File size: 5,635 Bytes

a640ba0

TL;DR: Render each character individually and merge later to avoid SD models freaking out on multiple subjects.

I got this group photo from a frisbee game and was inspired to make it a digital painting using SD to share with friends. In the beginning, I used the naïve approach of simply trying img2img with the help of multi-ControlNet to keep the character poses/faces consistent, and I quickly learned that SD really doesn’t excel at rendering multiple people all at once; no matter how I try, it always add more people into the photo (or barely does anything when denoising was set too low). When it comes to subjects with interactions (e.g. hand on shoulder, arm around shoulder), it almost never figured out the correct anatomy. Further, trying to inpaint anything with precision is a headache due to the complex context when there are multiple subjects with preferably different styles in such near vicinity. So, I came up with this approach of rendering characters individually,and I want to share everything I have learned, which I personally think works much better than the naïve approach.

The first step is to get as much information about each subject from the group photo as possible; I used the MediaPipe face preprocessor to extract the face annotations and OpenPose editor (yes, manually, that way you can extrapolate or alter each subject’s posture) for the characters’ poses (Img. 3).
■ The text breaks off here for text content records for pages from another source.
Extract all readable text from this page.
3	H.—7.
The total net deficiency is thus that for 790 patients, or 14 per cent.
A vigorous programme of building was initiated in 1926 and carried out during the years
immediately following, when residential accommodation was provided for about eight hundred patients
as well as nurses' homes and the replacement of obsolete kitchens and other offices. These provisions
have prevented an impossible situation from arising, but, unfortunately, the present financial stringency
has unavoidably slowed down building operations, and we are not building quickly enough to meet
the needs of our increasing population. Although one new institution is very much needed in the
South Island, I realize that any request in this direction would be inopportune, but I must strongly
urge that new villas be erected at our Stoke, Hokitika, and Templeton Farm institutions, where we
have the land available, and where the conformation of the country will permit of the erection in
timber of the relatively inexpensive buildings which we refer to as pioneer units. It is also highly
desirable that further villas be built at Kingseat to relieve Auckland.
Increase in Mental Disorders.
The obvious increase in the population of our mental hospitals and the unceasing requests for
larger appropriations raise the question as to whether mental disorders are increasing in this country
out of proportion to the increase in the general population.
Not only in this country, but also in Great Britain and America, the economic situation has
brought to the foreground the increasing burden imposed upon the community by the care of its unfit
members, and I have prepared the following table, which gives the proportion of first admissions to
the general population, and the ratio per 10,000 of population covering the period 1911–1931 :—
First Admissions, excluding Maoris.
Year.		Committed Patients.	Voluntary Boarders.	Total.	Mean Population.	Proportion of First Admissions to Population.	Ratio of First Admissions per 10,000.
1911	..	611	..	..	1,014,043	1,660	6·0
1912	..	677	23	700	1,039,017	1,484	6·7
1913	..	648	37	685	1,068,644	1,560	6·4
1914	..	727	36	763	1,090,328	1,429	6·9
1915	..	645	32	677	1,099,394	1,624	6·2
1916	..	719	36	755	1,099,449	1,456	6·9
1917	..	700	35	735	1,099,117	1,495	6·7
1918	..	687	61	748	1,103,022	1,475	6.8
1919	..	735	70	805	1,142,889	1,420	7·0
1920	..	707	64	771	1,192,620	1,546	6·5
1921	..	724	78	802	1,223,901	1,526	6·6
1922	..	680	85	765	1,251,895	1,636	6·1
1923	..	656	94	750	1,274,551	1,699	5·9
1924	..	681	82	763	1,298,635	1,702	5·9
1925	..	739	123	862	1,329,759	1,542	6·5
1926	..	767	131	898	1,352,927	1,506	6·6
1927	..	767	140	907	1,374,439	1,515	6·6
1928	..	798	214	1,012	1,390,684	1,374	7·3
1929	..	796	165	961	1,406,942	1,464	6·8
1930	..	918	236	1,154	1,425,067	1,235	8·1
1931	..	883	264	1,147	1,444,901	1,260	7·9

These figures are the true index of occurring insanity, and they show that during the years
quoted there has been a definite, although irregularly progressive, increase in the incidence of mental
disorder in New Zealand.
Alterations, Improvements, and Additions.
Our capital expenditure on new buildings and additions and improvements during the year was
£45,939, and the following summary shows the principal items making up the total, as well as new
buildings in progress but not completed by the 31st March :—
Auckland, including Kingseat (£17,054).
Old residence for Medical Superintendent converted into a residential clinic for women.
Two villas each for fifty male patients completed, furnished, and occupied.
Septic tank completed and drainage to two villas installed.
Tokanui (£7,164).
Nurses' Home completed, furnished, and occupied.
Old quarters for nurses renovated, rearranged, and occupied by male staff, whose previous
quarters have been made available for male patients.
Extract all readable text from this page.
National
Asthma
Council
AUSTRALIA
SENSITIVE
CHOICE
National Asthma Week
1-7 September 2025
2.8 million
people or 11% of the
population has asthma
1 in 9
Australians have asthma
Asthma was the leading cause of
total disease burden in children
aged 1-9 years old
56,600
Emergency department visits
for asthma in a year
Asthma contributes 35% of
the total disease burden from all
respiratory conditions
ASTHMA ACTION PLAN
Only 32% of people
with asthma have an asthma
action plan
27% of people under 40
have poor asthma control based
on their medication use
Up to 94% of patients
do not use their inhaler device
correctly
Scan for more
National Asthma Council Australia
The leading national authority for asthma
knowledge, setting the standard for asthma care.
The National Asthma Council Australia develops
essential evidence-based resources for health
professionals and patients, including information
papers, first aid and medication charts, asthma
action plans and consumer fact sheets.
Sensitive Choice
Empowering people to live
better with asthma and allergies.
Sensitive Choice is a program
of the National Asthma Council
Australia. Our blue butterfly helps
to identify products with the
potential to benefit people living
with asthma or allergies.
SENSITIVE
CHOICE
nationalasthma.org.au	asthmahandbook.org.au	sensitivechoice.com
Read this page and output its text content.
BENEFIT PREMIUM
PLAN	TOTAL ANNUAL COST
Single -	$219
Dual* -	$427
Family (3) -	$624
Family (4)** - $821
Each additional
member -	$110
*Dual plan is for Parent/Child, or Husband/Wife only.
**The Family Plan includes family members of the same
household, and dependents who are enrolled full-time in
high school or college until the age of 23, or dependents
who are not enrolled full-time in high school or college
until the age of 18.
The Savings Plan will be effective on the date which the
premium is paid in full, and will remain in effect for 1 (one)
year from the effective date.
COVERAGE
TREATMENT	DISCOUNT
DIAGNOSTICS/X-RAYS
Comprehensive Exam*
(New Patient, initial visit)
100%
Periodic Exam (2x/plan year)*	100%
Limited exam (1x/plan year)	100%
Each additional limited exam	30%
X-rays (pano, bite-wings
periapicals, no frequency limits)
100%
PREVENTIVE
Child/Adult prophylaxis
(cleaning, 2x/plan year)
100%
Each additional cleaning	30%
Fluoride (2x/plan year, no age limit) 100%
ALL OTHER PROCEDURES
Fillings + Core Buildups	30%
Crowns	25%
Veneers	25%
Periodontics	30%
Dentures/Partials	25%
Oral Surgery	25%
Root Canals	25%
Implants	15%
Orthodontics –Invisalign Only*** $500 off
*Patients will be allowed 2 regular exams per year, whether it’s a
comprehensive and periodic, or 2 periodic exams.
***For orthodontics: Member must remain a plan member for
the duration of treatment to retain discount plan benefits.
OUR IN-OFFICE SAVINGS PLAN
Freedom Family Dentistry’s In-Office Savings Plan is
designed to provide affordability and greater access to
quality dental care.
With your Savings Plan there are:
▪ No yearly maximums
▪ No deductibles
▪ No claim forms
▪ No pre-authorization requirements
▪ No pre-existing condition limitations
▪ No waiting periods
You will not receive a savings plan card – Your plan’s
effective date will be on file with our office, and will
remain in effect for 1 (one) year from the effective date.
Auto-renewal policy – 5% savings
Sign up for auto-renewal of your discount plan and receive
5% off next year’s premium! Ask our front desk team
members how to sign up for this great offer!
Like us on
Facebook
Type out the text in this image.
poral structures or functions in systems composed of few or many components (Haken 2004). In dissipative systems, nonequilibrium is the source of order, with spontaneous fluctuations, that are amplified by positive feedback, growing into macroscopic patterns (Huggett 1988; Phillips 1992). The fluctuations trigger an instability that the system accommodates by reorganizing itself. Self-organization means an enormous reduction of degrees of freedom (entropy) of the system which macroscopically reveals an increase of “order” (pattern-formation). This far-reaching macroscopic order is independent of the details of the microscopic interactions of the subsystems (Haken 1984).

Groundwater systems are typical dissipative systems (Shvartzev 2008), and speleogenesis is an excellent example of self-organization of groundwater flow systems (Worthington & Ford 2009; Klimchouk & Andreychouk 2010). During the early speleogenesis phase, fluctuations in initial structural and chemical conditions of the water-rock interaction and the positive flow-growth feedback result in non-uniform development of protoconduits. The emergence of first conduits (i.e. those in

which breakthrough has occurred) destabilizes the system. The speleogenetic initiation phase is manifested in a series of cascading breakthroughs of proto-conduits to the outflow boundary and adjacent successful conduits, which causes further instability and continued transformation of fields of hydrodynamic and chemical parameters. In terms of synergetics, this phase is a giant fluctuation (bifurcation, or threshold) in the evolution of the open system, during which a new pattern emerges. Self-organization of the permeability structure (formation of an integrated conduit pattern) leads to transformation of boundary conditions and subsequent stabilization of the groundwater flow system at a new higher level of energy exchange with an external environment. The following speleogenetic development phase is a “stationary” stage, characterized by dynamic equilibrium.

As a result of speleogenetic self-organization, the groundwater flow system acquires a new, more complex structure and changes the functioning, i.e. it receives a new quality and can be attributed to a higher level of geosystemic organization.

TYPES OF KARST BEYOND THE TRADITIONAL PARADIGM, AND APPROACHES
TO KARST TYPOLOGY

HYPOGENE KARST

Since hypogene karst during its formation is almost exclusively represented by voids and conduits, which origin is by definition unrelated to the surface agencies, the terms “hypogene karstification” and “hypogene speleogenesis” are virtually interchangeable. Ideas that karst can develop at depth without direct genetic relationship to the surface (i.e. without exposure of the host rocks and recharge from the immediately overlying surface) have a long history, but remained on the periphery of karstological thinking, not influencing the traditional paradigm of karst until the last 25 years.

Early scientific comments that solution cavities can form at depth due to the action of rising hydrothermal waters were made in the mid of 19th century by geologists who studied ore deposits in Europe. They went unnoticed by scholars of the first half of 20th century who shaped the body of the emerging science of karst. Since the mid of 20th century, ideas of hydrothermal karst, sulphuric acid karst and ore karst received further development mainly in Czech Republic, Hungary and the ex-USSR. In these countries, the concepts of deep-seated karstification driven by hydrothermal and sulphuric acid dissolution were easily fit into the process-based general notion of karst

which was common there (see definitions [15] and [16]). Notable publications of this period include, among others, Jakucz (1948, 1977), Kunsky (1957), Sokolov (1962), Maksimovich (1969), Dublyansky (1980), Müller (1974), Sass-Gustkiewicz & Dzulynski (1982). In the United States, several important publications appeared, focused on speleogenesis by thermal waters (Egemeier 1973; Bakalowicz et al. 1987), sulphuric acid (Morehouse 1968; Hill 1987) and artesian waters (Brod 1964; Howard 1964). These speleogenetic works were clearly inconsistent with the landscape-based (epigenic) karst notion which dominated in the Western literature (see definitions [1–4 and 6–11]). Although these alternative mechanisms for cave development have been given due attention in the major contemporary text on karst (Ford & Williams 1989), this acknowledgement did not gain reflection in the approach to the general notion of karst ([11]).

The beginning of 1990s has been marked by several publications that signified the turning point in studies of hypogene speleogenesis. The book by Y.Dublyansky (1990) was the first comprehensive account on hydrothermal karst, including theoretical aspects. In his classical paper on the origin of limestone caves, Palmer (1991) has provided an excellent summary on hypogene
I also used ControlNet hed to provide extra detail and consolidate each subject’s silhouette/hand (Img. 6). Notice that in Img. 6, the hed for each character is significantly cleaned up (Photoshop black brush) compared to what came out of the preprocessor since we just want important lines, and obviously we don’t want the information of other subjects. The faces of all subjects in the hed are also erased, since I found that it is somehow working against me. It is worth noting that the face, pose and hed annotations (i.e. the relative position of each subject in Img. 5 and Img. 6) must be framed with identical spatial positions so they don’t contradict each other in multi-ControlNet.

The second step is to start generating the characters with multi-ControlNet. As stated, I am using face, pose and hed, but I believe hed could be swapped by canny (not tested). The keyword here is “white background” or “greenscreen” to make cutting out the characters later easier. I chose white background for presentation purposes, but you might want to use greenscreen to save you the pain of removing fuzzy edges in post (not tested). What I learned from generating the subjects is that although most of the models work superbly at creating simple background, they just don’t when I introduce ControlNet. They will tend to drift towards paint splash, two-tone backgrounds (look at Img. 7 for my choice of the subject generations, orange/cyan/black splashes occur even when I heavily negative prompted it), etc. I mainly look for the quality and the resemblance to the original photo and remove all unwanted content with Photoshop. The characters that do not interact with other characters (Img. 4, second row) are very easy to generate. For the couples that do interact (Img. 4, first row), I found success in generating both subjects at the same time on rare occasions, and I ultimately continued the paradigm of handling subjects separately. Given that the annotations for each of the couple are framed spatially consistently, you could generate them separately, merge them in post, and inpaint the interaction part (Img. 8, manually drawn the “hand” to provide inpaint guidance). Also, when picking the results, try to pick characters that has similar lighting direction if possible.

With all your characters upscaled and fine-tuned, the third step is to bring them into an external editor, remove their respective background, and paste them onto a background image (generated separately). It is vital to keep the edges as fuzzless as possible (explained in the next step).

Now, the fourth and final step. We have in our hands the finished characters in an appropriate background, but levitating with no shadows. Here comes the MAGICAL SECRET INGREDIENT: create a mask of the characters using the external editor, the character sections masked black and the background masked white. Go to img2img -> inpaint upload, and upload the image/mask (e.g. Img. 9). With this step, SD will be able to recondition the background, understand where shadows should be painted given the context of the present characters, while keeping the characters intact. I found that a mask blur of 1 or 2 works best at smoothing out the edges without ruining the intricate hands/hair strands, and a denoising strength of no more than 0.5, since it loves adding random characters at higher values. Given the low denoising strength, you can put the output image as the input and redo this step to enhance the shadows and make them more prominent. The reason that in step 3, you must remove as many fuzzy edges as possible, is that the fuzzy edges suggest to SD that the character is glowing or in a foggy environment, introducing fog around the subjects that is bad for the image. Voila.

For those of you who are still here, my goodness I admire your patience. I hope you enjoyed my 3-day journey on creating this painting, let me know if you have any suggestions, or share the masterpiece you created if this helps in any way. I have never created something that I am this proud of, and I am most thankful for the endless possibilities SD and ControlNet are enabling us now, and this is just the beginning. Happy generating.